Most global and constant data is placed by the compiler in the .data and .bss linker sections. These are mapped to the last-level (or L3) memory, that is the simulation memory in the Snitch cluster testbench. Data which is accessed repeatedly from L3 will repeatedly incur the long round-trip access times to L3. In these cases, caching the data in the cluster's L1 TCDM memory can be beneficial. Since the TCDM memory is not a traditional hardware-managed cache, but a software-managed scratch-pad memory, the data must be explicitly loaded into the cluster's TCDM memory from L3 in software.

When data needs to be loaded (stored) in bulk from (to) the L3 memory, using the DMA engine in the cluster can be beneficial. The DMA transfers data in bursts and the round-trip latency is payed once for the burst, while successive items, or beats, in the burst are delivered in a pipelined fashion.

TCDM bank conflicts

The TCDM memory in the cluster is divided into multiple banks, and the TCDM interconnect connects every port from the Snitch cores to every bank of the memory.
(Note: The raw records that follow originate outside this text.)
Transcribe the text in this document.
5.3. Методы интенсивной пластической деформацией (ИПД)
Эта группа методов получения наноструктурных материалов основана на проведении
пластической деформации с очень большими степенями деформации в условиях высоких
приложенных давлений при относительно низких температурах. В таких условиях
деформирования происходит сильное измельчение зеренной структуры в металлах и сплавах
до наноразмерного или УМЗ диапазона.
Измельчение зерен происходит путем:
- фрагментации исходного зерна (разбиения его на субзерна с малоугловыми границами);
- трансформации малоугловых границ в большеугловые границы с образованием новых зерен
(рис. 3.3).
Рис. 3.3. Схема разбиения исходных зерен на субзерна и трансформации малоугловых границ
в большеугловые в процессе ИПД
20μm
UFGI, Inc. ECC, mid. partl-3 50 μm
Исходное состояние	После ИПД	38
Accesses to distinct banks can be executed in parallel, while accesses to the same bank result in a conflict, resulting in wasted cycles until access to the bank is granted to each port.

Depending on the access patterns of an application, it may be possible to reduce bank conflicts by smartly arranging the data in memory.

Note

Conflicts may accur within a single core, e.g. between the SSR and LSU ports, between cores in the cluster, or even between the DMA engine and the cores.

Explicit load/stores

On a single-issue core, such as Snitch, load/store instructions may limit the performance of an application, as useful compute instructions cannot be issued while a load/store is issued, potentially leading to under-utilization of the compute resources.
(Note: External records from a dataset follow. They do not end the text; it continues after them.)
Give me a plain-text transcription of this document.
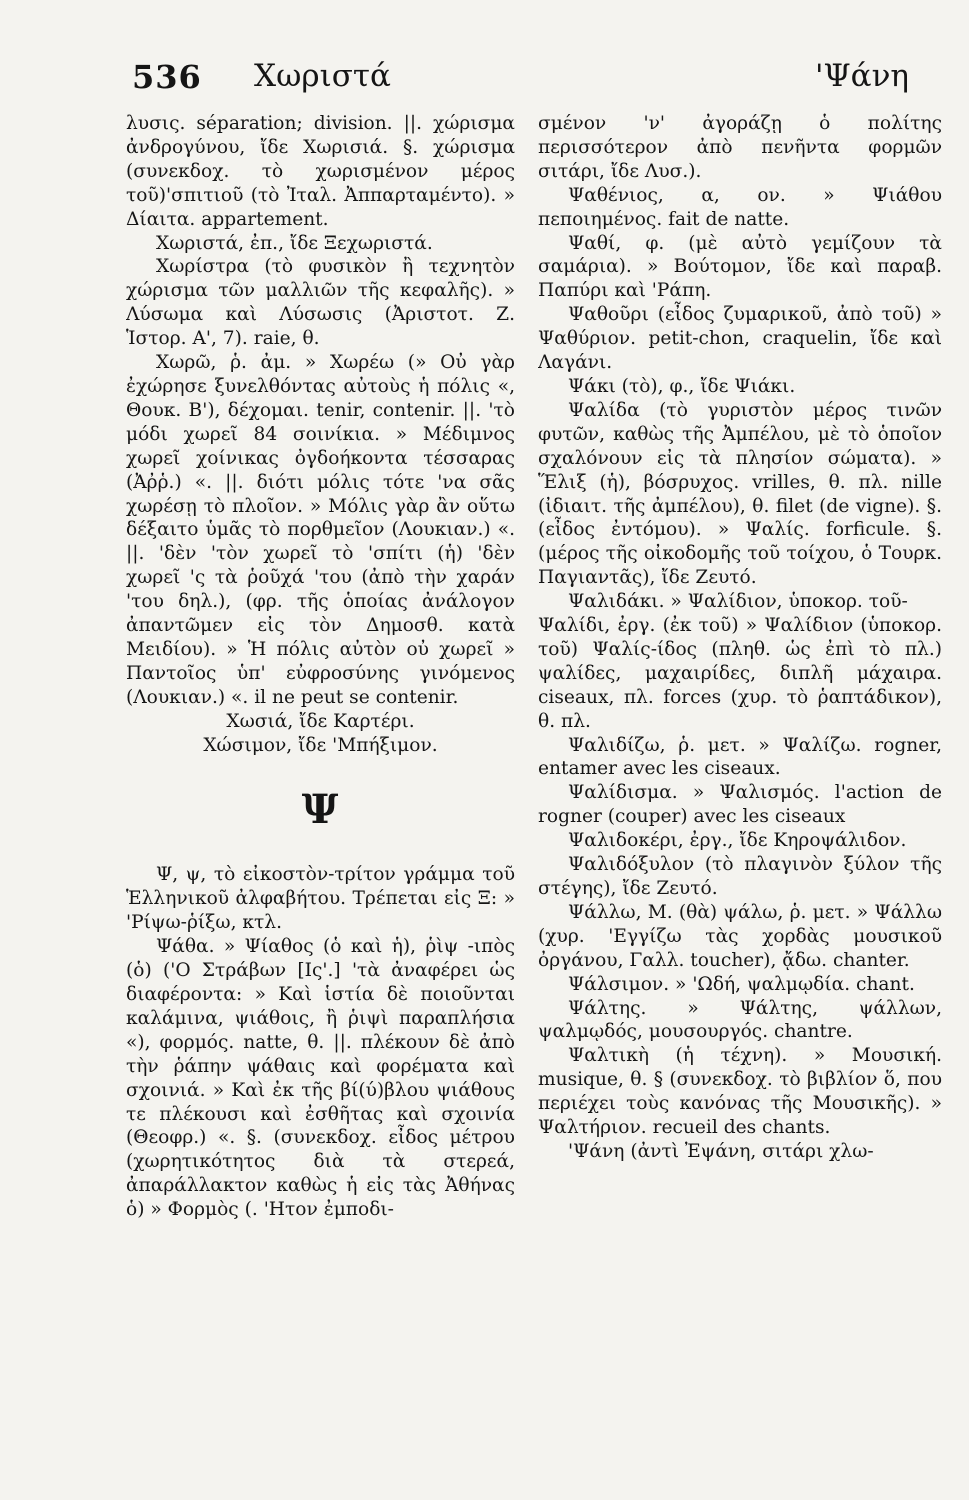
536 Χωριστά	'Ψάνη

λυσις. séparation; division. ||. χώρισμα ἀνδρογύνου, ἴδε Χωρισιά. §. χώρισμα (συνεκδοχ. τὸ χωρισμένον μέρος τοῦ)'σπιτιοῦ (τὸ Ἰταλ. Ἀππαρταμέντο). » Δίαιτα. appartement.

Χωριστά, ἐπ., ἴδε Ξεχωριστά.

Χωρίστρα (τὸ φυσικὸν ἢ τεχνητὸν χώρισμα τῶν μαλλιῶν τῆς κεφαλῆς). » Λύσωμα καὶ Λύσωσις (Ἀριστοτ. Ζ. Ἱστορ. Α', 7). raie, θ.

Χωρῶ, ῥ. ἀμ. » Χωρέω (» Οὐ γὰρ ἐχώρησε ξυνελθόντας αὐτοὺς ἡ πόλις «, Θουκ. Β'), δέχομαι. tenir, contenir. ||. 'τὸ μόδι χωρεῖ 84 σοινίκια. » Μέδιμνος χωρεῖ χοίνικας ὀγδοήκοντα τέσσαρας (Ἀῤῥ.) «. ||. διότι μόλις τότε 'να σᾶς χωρέσῃ τὸ πλοῖον. » Μόλις γὰρ ἂν οὕτω δέξαιτο ὑμᾶς τὸ πορθμεῖον (Λουκιαν.) «. ||. 'δὲν 'τὸν χωρεῖ τὸ 'σπίτι (ἡ) 'δὲν χωρεῖ 'ς τὰ ῥοῦχά 'του (ἀπὸ τὴν χαράν 'του δηλ.), (φρ. τῆς ὁποίας ἀνάλογον ἀπαντῶμεν εἰς τὸν Δημοσθ. κατὰ Μειδίου). » Ἡ πόλις αὐτὸν οὐ χωρεῖ » Παντοῖος ὑπ' εὐφροσύνης γινόμενος (Λουκιαν.) «. il ne peut se contenir.

Χωσιά, ἴδε Καρτέρι.

Χώσιμον, ἴδε 'Μπήξιμον.

Ψ

Ψ, ψ, τὸ εἰκοστὸν-τρίτον γράμμα τοῦ Ἑλληνικοῦ ἀλφαβήτου. Τρέπεται εἰς Ξ: » 'Ρίψω-ῥίξω, κτλ.

Ψάθα. » Ψίαθος (ὁ καὶ ἡ), ῥὶψ -ιπὸς (ὁ) ('Ο Στράβων [Ις'.] 'τὰ ἀναφέρει ὡς διαφέροντα: » Καὶ ἱστία δὲ ποιοῦνται καλάμινα, ψιάθοις, ἢ ῥιψὶ παραπλήσια «), φορμός. natte, θ. ||. πλέκουν δὲ ἀπὸ τὴν ῥάπην ψάθαις καὶ φορέματα καὶ σχοινιά. » Καὶ ἐκ τῆς βί(ύ)βλου ψιάθους τε πλέκουσι καὶ ἐσθῆτας καὶ σχοινία (Θεοφρ.) «. §. (συνεκδοχ. εἶδος μέτρου (χωρητικότητος διὰ τὰ στερεά, ἀπαράλλακτον καθὼς ἡ εἰς τὰς Ἀθήνας ὁ) » Φορμὸς (. 'Ητον ἐμποδι-

σμένον 'ν' ἀγοράζῃ ὁ πολίτης περισσότερον ἀπὸ πενῆντα φορμῶν σιτάρι, ἴδε Λυσ.).

Ψαθένιος, α, ον. » Ψιάθου πεποιημένος. fait de natte.

Ψαθί, φ. (μὲ αὐτὸ γεμίζουν τὰ σαμάρια). » Βούτομον, ἴδε καὶ παραβ. Παπύρι καὶ 'Ράπη.

Ψαθοῦρι (εἶδος ζυμαρικοῦ, ἀπὸ τοῦ) » Ψαθύριον. petit-chon, craquelin, ἴδε καὶ Λαγάνι.

Ψάκι (τὸ), φ., ἴδε Ψιάκι.

Ψαλίδα (τὸ γυριστὸν μέρος τινῶν φυτῶν, καθὼς τῆς Ἀμπέλου, μὲ τὸ ὁποῖον σχαλόνουν εἰς τὰ πλησίον σώματα). » Ἕλιξ (ἡ), βόσρυχος. vrilles, θ. πλ. nille (ἰδιαιτ. τῆς ἀμπέλου), θ. filet (de vigne). §. (εἶδος ἐντόμου). » Ψαλίς. forficule. §. (μέρος τῆς οἰκοδομῆς τοῦ τοίχου, ὁ Τουρκ. Παγιαντᾶς), ἴδε Ζευτό.

Ψαλιδάκι. » Ψαλίδιον, ὑποκορ. τοῦ-

Ψαλίδι, ἐργ. (ἐκ τοῦ) » Ψαλίδιον (ὑποκορ. τοῦ) Ψαλίς-ίδος (πληθ. ὡς ἐπὶ τὸ πλ.) ψαλίδες, μαχαιρίδες, διπλῆ μάχαιρα. ciseaux, πλ. forces (χυρ. τὸ ῥαπτάδικον), θ. πλ.

Ψαλιδίζω, ῥ. μετ. » Ψαλίζω. rogner, entamer avec les ciseaux.

Ψαλίδισμα. » Ψαλισμός. l'action de rogner (couper) avec les ciseaux

Ψαλιδοκέρι, ἐργ., ἴδε Κηροψάλιδον.

Ψαλιδόξυλον (τὸ πλαγινὸν ξύλον τῆς στέγης), ἴδε Ζευτό.

Ψάλλω, Μ. (θὰ) ψάλω, ῥ. μετ. » Ψάλλω (χυρ. 'Εγγίζω τὰς χορδὰς μουσικοῦ ὀργάνου, Γαλλ. toucher), ᾄδω. chanter.

Ψάλσιμον. » 'Ωδή, ψαλμῳδία. chant.

Ψάλτης. » Ψάλτης, ψάλλων, ψαλμῳδός, μουσουργός. chantre.

Ψαλτικὴ (ἡ τέχνη). » Μουσική. musique, θ. § (συνεκδοχ. τὸ βιβλίον ὅ, που περιέχει τοὺς κανόνας τῆς Μουσικῆς). » Ψαλτήριον. recueil des chants.

'Ψάνη (ἀντὶ Ἐψάνη, σιτάρι χλω-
Snitch provides an ISA extension, Stream semantic registers (SSRs), which can be used to stream data from memory, without having to issue load/store instructions.

Info

For more information, please consult the SSR paper.

Loop overheads

Similar to load/store instructions, loop management instructions may also represent a significant overhead to a computation. In some cases, it is possible to reduce these overheads to some extent through the use of loop unrolling. By unrolling, the overhead is payed once for every N original loop iterations, where N is equal to the applied unrolling factor.

Hardware loops allow to remove a loop's overhead altogether. In Snitch, the FREP ISA extension provides hardware loop capabilities for loops comprising of floating-point instructions exclusively. In addition to eliminating the loop overheads, the FREP extension provides Snitch with pseudo-dual issue capabilities.

Info

For more information, please consult the Snitch paper.
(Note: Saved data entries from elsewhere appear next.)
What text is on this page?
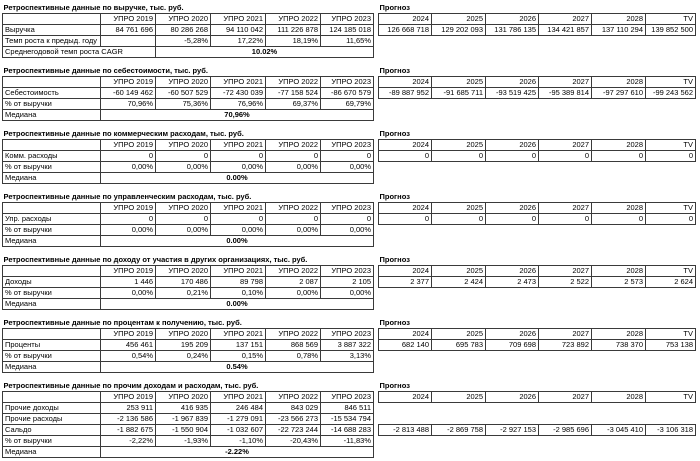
Ретроспективные данные по выручке, тыс. руб.							Прогноз					
	УПРО 2019	УПРО 2020	УПРО 2021	УПРО 2022	УПРО 2023		2024	2025	2026	2027	2028	TV
Выручка	84 761 696	80 286 268	94 110 042	111 226 878	124 185 018		126 668 718	129 202 093	131 786 135	134 421 857	137 110 294	139 852 500
Темп роста к предыд. году		-5,28%	17,22%	18,19%	11,65%							
Среднегодовой темп роста CAGR		10.02%										
Ретроспективные данные по себестоимости, тыс. руб.							Прогноз					
	УПРО 2019	УПРО 2020	УПРО 2021	УПРО 2022	УПРО 2023		2024	2025	2026	2027	2028	TV
Себестоимость	-60 149 462	-60 507 529	-72 430 039	-77 158 524	-86 670 579		-89 887 952	-91 685 711	-93 519 425	-95 389 814	-97 297 610	-99 243 562
% от выручки	70,96%	75,36%	76,96%	69,37%	69,79%							
Медиана	70,96%											
Ретроспективные данные по коммерческим расходам, тыс. руб.							Прогноз					
	УПРО 2019	УПРО 2020	УПРО 2021	УПРО 2022	УПРО 2023		2024	2025	2026	2027	2028	TV
Комм. расходы	0	0	0	0	0		0	0	0	0	0	0
% от выручки	0,00%	0,00%	0,00%	0,00%	0,00%							
Медиана	0.00%											
Ретроспективные данные по управленческим расходам, тыс. руб.							Прогноз					
	УПРО 2019	УПРО 2020	УПРО 2021	УПРО 2022	УПРО 2023		2024	2025	2026	2027	2028	TV
Упр. расходы	0	0	0	0	0		0	0	0	0	0	0
% от выручки	0,00%	0,00%	0,00%	0,00%	0,00%							
Медиана	0.00%											
Ретроспективные данные по доходу от участия в других организациях, тыс. руб.							Прогноз					
	УПРО 2019	УПРО 2020	УПРО 2021	УПРО 2022	УПРО 2023		2024	2025	2026	2027	2028	TV
Доходы	1 446	170 486	89 798	2 087	2 105		2 377	2 424	2 473	2 522	2 573	2 624
% от выручки	0,00%	0,21%	0,10%	0,00%	0,00%							
Медиана	0.00%											
Ретроспективные данные по процентам к получению, тыс. руб.							Прогноз					
	УПРО 2019	УПРО 2020	УПРО 2021	УПРО 2022	УПРО 2023		2024	2025	2026	2027	2028	TV
Проценты	456 461	195 209	137 151	868 569	3 887 322		682 140	695 783	709 698	723 892	738 370	753 138
% от выручки	0,54%	0,24%	0,15%	0,78%	3,13%							
Медиана	0.54%											
Ретроспективные данные по прочим доходам и расходам, тыс. руб.							Прогноз					
	УПРО 2019	УПРО 2020	УПРО 2021	УПРО 2022	УПРО 2023		2024	2025	2026	2027	2028	TV
Прочие доходы	253 911	416 935	246 484	843 029	846 511							
Прочие расходы	-2 136 586	-1 967 839	-1 279 091	-23 566 273	-15 534 794							
Сальдо	-1 882 675	-1 550 904	-1 032 607	-22 723 244	-14 688 283		-2 813 488	-2 869 758	-2 927 153	-2 985 696	-3 045 410	-3 106 318
% от выручки	-2,22%	-1,93%	-1,10%	-20,43%	-11,83%							
Медиана	-2.22%											
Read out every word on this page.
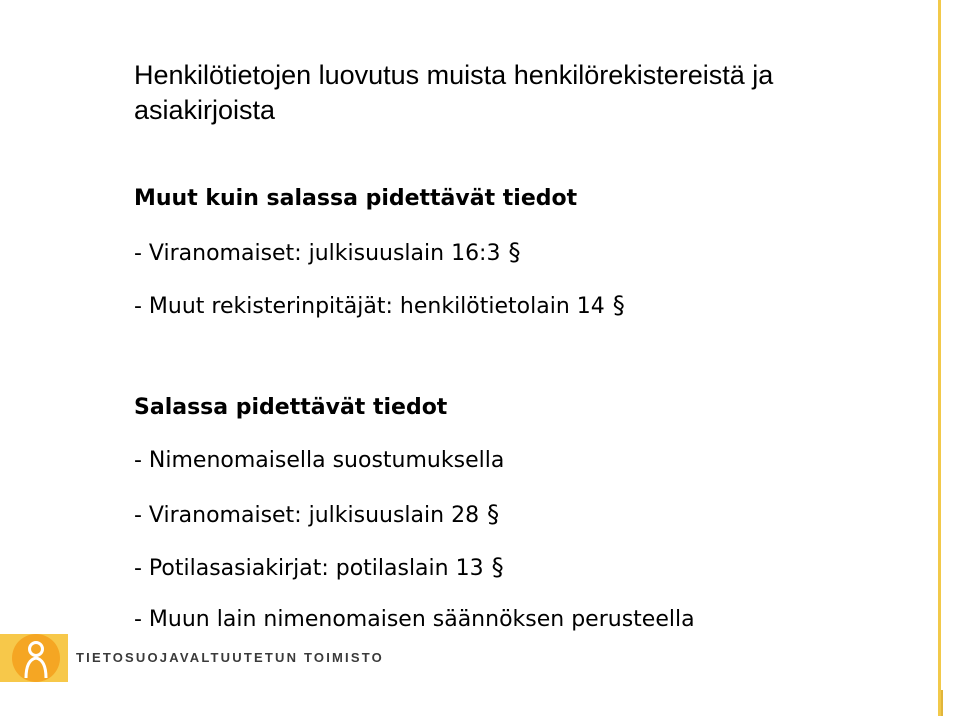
Henkilötietojen luovutus muista henkilörekistereistä ja asiakirjoista
Muut kuin salassa pidettävät tiedot
- Viranomaiset: julkisuuslain 16:3 §
- Muut rekisterinpitäjät: henkilötietolain 14 §
Salassa pidettävät tiedot
- Nimenomaisella suostumuksella
- Viranomaiset: julkisuuslain 28 §
- Potilasasiakirjat: potilaslain 13 §
- Muun lain nimenomaisen säännöksen perusteella
TIETOSUOJAVALTUUTETUN TOIMISTO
Read-after-write (RAW) stalls

The FPU in Snitch is pipelined, causing instructions to take multiple cycles, from the moment they are issued to the moment they write back to the register file. If the instruction following a floating-point operation depends on the result of the previous operation, i.e. there is a read-after-write (RAW) dependency between successive instructions, the latter will be stalled for a few cycles until the result from the previous is available.

If other independent instructions are present, it may be possible to reorder these between the two dependent instructions, hiding the RAW latency under other useful instructions. In some cases, loop unrolling is coupled to this technique, to provide independent instructions for the reordering.